More films need to focus as well on how women’s lives hang on the edge during labor, as their husbands or partners go out looking for the money to pay the midwife, doctor or hospital. But rather than creating a plot around murder and helplessness, filmmakers might want to pick up from a documentary produced for the Department of Health about a nurse and her exasperation in dealing with some would-be mothers coming to the obstetrics ward totally unprepared. She chides them, telling them that God made pregnancies nine months long to give parents time to prepare. It’s sound advice, and could be used as a catchy punch line for telenovelas and films to encourage prenatal care and preparing for the delivery itself.
Poverty porn
I do worry that all these features degenerate into voyeurism, a form of poverty pornography. Film producers and TV networks owe it to the public to do something about the problems they document, at the very least helping them to get medical assistance, including the financial resources needed.
Or they can even help to draw government attention to practices that are downright dangerous. Some weeks back, GMA 7 featured a cult where the leader also doubles as a faith healer. The group was featured as well on Discovery Channel some years ago, and I’ve wondered why authorities don’t crack down on the leader’s practice of making his followers eat crushed fluorescent tubes. The dangers come from ingesting not only cracked glass but the extremely toxic mercury found in the light tubes.
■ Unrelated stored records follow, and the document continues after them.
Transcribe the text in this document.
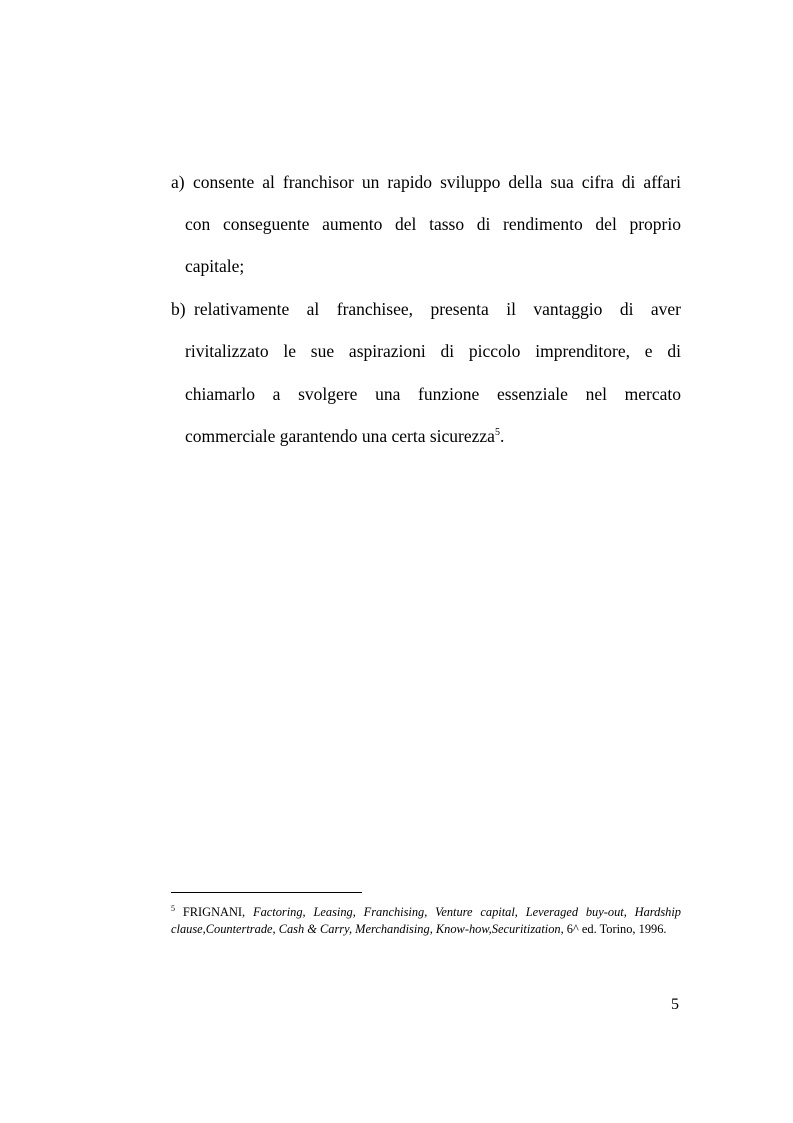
a) consente al franchisor un rapido sviluppo della sua cifra di affari
con conseguente aumento del tasso di rendimento del proprio
capitale;
b) relativamente al franchisee, presenta il vantaggio di aver
rivitalizzato le sue aspirazioni di piccolo imprenditore, e di
chiamarlo a svolgere una funzione essenziale nel mercato
commerciale garantendo una certa sicurezza$^5$.
$^5$ FRIGNANI, Factoring, Leasing, Franchising, Venture capital, Leveraged buy-out, Hardship clause,Countertrade, Cash & Carry, Merchandising, Know-how,Securitization, 6^ ed. Torino, 1996.
5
Finally, I have to say raising health awareness shouldn’t just focus on the despair and suffering that comes with tragedies. There are stories, too, of people overcoming adversity, as in the case of the “pusit” in the Ateneo medical students’ film. I think, too, of a vendor in the Unimart area in Greenhills, both legs amputated around the area of the knees, still able to sell sampaguita by going from car to car. Unlike other vendors, he doesn’t whine or beg you to buy, and has an amazingly cheerful disposition, constantly kidding around. He deserves to be featured—a case of triumph over tragedy—and given a break.